Can these tools detect malware or rootkits?

No — neither tool is designed for malware or rootkit detection. kconfig-hardened-check verifies kernel configuration options, and checksec.sh verifies binary protection features. For malware detection, use dedicated tools like rkhunter, chkrootkit, or OSSEC. For file integrity monitoring, use AIDE, Tripwire, or osquery.

Are there kernel configuration options that trade security for performance?

Yes. Options like CONFIG_STACKPROTECTOR (stack canaries) and CONFIG_FORTIFY_SOURCE add runtime checks that have a small performance overhead (typically 1-5%). CONFIG_PAGE_TABLE_ISOLATION (PTI/KPTI) mitigates Meltdown but can reduce syscall performance by 5-15% on affected CPUs. CONFIG_RANDOMIZE_MEMORY (KASLR for memory layout) has negligible overhead. For most server workloads, the security benefits outweigh the performance cost.

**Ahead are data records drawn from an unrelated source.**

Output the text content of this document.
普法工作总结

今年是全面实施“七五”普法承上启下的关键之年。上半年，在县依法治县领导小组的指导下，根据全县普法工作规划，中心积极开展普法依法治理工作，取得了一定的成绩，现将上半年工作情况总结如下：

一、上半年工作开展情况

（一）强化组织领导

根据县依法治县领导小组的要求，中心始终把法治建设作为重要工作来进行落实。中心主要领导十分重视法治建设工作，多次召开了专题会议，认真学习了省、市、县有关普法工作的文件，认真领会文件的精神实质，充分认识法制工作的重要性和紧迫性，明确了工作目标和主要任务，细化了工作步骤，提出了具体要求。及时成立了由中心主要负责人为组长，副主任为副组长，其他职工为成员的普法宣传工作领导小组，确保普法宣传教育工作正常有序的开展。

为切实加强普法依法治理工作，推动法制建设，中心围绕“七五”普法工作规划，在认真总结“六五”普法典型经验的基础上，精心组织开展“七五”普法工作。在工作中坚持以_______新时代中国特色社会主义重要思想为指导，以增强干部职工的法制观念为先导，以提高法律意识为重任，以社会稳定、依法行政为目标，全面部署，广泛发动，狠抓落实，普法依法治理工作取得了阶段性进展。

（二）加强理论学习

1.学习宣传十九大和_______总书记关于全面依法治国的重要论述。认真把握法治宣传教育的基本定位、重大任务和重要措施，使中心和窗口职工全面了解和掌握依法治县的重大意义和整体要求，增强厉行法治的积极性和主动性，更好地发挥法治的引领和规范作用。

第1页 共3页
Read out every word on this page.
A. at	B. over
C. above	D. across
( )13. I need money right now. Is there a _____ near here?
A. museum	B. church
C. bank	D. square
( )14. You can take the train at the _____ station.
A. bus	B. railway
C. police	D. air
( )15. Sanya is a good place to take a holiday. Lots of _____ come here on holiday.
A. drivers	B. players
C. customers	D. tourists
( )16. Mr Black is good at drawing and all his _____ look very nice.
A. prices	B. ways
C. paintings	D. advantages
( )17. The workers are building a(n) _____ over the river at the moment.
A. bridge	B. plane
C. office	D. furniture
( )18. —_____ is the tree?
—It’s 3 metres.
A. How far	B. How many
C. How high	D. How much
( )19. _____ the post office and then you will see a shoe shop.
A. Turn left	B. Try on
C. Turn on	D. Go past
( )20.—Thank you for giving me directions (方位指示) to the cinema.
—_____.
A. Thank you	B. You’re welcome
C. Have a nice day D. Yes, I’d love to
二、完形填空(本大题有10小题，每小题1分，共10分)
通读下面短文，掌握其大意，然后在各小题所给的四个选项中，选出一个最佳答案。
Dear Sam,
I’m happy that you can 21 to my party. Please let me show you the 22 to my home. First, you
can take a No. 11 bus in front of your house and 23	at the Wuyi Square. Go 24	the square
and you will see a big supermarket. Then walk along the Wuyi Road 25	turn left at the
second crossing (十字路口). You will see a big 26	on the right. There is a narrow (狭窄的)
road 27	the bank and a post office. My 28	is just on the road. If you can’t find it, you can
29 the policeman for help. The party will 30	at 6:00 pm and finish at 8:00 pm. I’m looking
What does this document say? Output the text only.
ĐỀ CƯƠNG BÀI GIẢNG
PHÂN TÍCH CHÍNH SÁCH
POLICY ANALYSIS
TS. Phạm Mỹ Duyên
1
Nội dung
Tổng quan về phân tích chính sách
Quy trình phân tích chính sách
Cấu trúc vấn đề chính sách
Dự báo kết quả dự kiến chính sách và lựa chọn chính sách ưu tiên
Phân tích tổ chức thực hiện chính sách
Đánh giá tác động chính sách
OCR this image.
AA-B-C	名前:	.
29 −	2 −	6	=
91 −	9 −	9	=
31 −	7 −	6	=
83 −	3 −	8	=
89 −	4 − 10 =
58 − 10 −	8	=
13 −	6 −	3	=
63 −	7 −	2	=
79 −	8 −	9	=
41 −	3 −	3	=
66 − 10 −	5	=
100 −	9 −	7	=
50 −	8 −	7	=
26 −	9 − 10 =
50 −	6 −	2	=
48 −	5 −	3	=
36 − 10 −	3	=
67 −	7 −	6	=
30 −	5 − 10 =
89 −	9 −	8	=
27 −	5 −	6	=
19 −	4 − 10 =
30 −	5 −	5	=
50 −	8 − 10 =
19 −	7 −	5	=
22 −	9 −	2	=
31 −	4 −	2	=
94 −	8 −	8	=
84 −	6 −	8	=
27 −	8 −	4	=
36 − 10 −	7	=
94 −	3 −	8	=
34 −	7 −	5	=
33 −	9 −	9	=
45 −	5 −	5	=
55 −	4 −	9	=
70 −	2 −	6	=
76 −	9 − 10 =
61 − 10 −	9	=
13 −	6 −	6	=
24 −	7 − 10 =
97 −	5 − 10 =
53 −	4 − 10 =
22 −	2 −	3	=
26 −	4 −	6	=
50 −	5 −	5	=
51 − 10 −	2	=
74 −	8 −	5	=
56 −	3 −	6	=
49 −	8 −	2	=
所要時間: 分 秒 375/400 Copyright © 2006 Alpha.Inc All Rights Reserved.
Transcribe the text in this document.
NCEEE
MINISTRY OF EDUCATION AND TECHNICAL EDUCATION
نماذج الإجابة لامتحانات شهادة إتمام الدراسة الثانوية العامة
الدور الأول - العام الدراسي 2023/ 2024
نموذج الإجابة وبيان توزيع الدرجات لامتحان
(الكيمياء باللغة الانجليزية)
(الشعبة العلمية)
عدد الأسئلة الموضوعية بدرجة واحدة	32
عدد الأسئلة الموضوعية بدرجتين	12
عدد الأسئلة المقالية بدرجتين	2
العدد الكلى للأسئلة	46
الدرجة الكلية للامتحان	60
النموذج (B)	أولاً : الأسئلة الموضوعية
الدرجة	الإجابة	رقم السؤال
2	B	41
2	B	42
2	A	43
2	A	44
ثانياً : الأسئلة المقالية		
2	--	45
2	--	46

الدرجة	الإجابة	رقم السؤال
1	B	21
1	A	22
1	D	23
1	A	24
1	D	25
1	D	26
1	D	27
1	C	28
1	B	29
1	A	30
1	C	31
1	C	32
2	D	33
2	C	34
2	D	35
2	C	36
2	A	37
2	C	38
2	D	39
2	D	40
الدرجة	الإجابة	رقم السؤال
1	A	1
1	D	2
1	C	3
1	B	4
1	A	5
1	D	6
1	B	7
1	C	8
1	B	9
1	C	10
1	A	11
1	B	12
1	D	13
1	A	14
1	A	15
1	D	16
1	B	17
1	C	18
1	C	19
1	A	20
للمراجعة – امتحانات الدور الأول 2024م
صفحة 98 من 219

What should I do if checksec.sh reports “Partial RELRO” or “No PIE” for critical binaries?

“Partial RELRO” means the GOT (Global Offset Table) is writable at runtime, enabling GOT overwrite attacks. “No PIE” means the binary loads at a fixed address, enabling return-to-libc attacks. For critical binaries like SSH daemons, web servers, and database engines, you should: (1) Check if updated packages are available with full RELRO and PIE, (2) Recompile from source with -fPIE -pie -Wl,-z,relro,-z,now flags, or (3) If source recompilation is not possible, use additional mitigations like SELinux/AppArmor confinement or seccomp filtering to limit exploitation impact.